= Hilary Dulcie Cobbett =

English painter

Hilary Dulcie Cobbett (19 February 1885 - 26 February 1976) was an English watercolour and oil painter.

==Early life==
Cobbett was born in Richmond, Surrey, the daughter of William Vines Holt Cobbett, a solicitor, and Kate Cobbett (née Sandilands). She was brought up in Richmond and studied at the Richmond School of Art from 1903 to 1905 and then again from 1924 to 1927.

==Career==
In a long professional career Cobbett painted extensively in France, and also in Italy, Portugal, Belgium, Holland, and along the coasts of Cornwall, Devon, Sussex and Norfolk. She exhibited at the Royal Academy, Royal Society of British Artists, Royal Institute of Oil Painters, and Royal Institute of Painters in Water Colours.

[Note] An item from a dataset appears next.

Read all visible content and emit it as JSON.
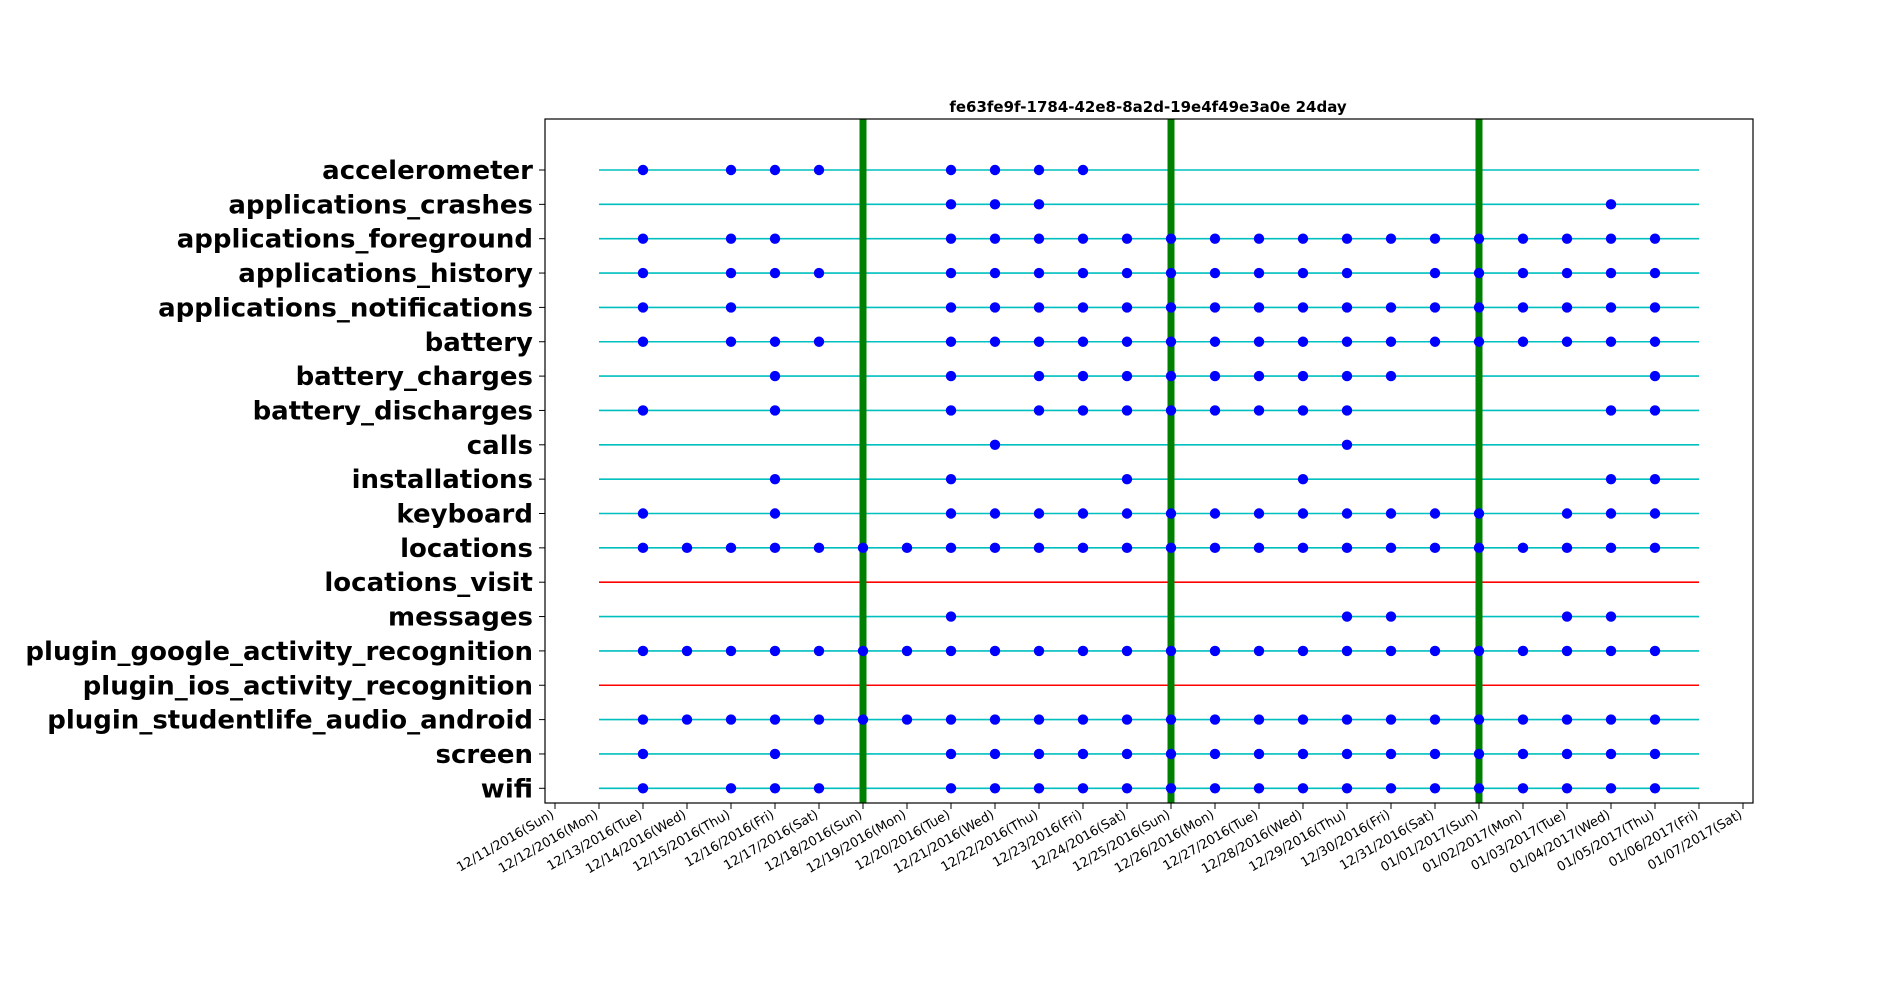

She was a founder member of the Royal Society of Marine Artists in 1939 and became a full member of the Society of Women Artists in 1961.

The art galleries where examples of her work can be seen include Orleans House in Richmond and the National Maritime Museum Cornwall.

==Personal life==
Cobbett never married and died in Coulsdon, London, aged 91. She was related, by her sister’s marriage to the painter Edward John Cobbett.